Green’s Dictionary of Slang

kingsman n.

1. a silk handkerchief with a green base and a yellow pattern; thus kingsman of the rortiest, a very gaudy variety.

[UK]‘Knowing Bill’ in Rake’s Budget in Spedding & Watt (eds) Bawdy Songbooks (2011) III 87: I comes it so flash [...] vith my lily Benjamin, vite castor, yellow hingyman [sic] and Newgate drops.
[UK]W.A. Miles Poverty, Mendicity and Crime; Report 115: The new term for handkerchiefs is a Billy, for which pickpockets have peculiar terms known only in the trade [...] green king’s man, green ground, with pattern, 5s.
[UK]G.W.M. Reynolds Mysteries of London III 85/1: A Stranger—looked like a spunk fencer. Green king’s-man, water‘s-man, yellow fancy and yellow-man .
[UK]Hotten Dict. of Modern Sl. etc. 6: Green King’s man, any pattern on a green ground.
[UK]H. Mayhew London Labour and London Poor IV 319/1: I took out a green ‘kingsman’ (handkerchief) next in value to a black silk handkerchief.
[UK]J. Greenwood Wilds of London (1881) 121: Young bucks of dustmen, apeing heavy swelldom in their bulky flannel jackets, and their brilliant and bunchy ‘kingsman’ (silk neckerchief) encircling their throats and fastened in a holiday bow.
[UK]Mirror of Life 14 Dec. 14/3: [T]heir bag of tricks, or [boxing] gloves tied up in a yellowman, kingsman, birdseye or some such handkerchief.
[UK]A. Morrison Hole in the Wall (1947) 67: With bright handkerchiefs over their shoulder – belcher yellows and kingsmen and blue billies.
[UK]J. Ware Passing Eng. of the Victorian Era 163/1: Kingsman of the rortiest (Sporting, early 19 cent.). Square, folded necktie of high colours.

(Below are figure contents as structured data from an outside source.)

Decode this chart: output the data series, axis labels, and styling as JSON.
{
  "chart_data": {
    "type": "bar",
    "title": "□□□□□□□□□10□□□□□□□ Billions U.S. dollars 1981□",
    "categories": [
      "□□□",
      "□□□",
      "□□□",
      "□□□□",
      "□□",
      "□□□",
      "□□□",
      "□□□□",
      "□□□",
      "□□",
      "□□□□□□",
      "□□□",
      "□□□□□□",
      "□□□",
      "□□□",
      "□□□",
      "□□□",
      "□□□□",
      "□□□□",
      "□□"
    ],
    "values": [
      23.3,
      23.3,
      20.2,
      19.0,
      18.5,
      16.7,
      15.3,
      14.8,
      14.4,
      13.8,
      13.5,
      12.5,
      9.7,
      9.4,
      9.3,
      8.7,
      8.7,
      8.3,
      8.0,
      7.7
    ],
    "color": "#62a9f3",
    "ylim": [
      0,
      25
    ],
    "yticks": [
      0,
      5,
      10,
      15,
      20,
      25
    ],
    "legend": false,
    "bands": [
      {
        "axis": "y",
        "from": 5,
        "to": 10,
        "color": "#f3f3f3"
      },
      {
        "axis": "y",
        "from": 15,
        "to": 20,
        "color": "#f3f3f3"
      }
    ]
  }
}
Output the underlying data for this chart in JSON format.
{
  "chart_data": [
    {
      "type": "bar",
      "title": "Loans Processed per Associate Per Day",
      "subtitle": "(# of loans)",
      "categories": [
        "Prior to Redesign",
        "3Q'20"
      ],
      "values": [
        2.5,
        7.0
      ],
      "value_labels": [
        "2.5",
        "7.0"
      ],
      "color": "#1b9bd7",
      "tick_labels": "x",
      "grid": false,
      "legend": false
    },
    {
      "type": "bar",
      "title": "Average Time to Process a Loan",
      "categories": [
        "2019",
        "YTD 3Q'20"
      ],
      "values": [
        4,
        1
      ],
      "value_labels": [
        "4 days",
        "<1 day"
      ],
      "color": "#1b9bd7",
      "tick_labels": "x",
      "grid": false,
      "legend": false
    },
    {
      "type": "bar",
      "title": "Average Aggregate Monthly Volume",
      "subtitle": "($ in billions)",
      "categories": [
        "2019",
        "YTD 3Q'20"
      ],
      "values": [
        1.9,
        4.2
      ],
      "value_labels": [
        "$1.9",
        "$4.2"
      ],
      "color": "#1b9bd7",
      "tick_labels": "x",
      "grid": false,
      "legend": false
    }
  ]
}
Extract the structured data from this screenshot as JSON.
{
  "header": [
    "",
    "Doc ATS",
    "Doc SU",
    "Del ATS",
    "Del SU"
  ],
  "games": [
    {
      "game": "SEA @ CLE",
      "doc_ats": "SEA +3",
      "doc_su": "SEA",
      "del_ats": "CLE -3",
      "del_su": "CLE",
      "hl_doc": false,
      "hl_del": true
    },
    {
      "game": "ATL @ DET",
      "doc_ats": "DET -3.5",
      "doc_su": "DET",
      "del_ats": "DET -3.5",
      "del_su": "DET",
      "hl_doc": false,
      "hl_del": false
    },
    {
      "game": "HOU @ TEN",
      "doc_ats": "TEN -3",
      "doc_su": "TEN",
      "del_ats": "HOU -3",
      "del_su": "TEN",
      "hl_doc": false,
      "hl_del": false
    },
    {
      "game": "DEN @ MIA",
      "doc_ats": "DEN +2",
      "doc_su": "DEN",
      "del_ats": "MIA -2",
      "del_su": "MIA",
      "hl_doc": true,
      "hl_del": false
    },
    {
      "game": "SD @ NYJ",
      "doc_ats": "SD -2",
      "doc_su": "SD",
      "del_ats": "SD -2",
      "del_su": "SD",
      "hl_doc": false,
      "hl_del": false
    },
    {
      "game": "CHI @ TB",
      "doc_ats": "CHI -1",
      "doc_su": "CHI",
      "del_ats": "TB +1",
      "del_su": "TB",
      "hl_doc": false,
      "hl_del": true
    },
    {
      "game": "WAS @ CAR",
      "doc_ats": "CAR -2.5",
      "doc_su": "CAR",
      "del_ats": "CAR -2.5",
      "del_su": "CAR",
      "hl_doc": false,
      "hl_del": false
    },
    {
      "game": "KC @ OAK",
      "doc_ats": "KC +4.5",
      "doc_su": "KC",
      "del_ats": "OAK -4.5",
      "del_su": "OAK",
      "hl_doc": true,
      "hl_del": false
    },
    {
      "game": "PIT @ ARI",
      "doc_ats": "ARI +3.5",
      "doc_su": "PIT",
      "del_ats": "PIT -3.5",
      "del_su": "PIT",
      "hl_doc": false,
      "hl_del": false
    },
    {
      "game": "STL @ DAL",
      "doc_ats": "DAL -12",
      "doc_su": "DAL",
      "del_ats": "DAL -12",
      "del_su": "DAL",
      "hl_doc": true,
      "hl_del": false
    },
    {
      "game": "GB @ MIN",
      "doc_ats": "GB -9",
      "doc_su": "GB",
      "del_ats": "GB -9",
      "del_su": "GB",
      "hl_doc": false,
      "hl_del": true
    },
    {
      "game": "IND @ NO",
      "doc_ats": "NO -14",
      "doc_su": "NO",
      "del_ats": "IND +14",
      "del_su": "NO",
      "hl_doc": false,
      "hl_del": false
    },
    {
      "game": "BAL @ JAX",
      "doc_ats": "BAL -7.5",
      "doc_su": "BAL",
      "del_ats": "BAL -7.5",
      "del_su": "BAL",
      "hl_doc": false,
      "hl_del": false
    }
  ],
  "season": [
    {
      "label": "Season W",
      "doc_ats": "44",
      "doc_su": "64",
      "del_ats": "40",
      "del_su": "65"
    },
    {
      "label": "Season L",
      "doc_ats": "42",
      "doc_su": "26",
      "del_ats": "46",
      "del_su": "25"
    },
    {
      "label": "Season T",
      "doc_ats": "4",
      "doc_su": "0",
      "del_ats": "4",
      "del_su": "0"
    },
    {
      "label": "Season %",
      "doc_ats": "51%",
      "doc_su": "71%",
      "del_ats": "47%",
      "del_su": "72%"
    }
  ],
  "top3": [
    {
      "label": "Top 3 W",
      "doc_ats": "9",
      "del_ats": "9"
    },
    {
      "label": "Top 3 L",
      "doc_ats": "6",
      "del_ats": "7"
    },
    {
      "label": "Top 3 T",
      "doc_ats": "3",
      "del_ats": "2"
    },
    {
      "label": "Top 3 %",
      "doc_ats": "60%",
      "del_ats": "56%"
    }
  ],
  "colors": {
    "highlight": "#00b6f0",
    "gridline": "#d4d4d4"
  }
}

2. (also kinsman) a silk handkerchief in a variety of colours, as worn by costermongers of both sexes.

[UK]W. Phillips Wild Tribes of London 115: Swaggering fellows, clad in weather-stained velveteens [...] and showy ‘kingsmen’ twined round their brawny necks.
[UK]A. Mayhew Paved with Gold 70: You knows, Buck, as well as I do, that we leads the life of dogs. Arn’t we all on us spotted (marked) here? and ain’t the Bobbies at our heels directly we stirs a foot, so that we can’t even do a kingsman (silk handkerchief) in a day, let alone a skin or a soup (a purse or watch)?
[Aus]Melbourne Punch ‘City Police Court’ 3 Oct. 234/1: Prisoner.You see she was on the mooch, and happening to nim a prop from a swell’s fancy kingsman, a cakey-pannum-fencer, as ought to know better, peached on her.
[UK]J. Greenwood Little Ragamuffin 48: It was the correct thing for the costermonger [...] to wear round his throat – bunchy, loosely tied and elegantly careless – a very large, highly-coloured, silk pocket-handkerchief. This the costermonger calls a ‘kingsman.’.
[UK]J. Greenwood Wilds of London (1881) 292: Flash Jack, with his great throat encircled by a bird’s-eye ‘Kingsman’ of irresistable pattern.
[UK]P.H. Emerson Signor Lippo 91: The old gal done very well going out in the dachers with her kipsey, herself nice and clean, with a clean apron on and a kinsman across her shoulders.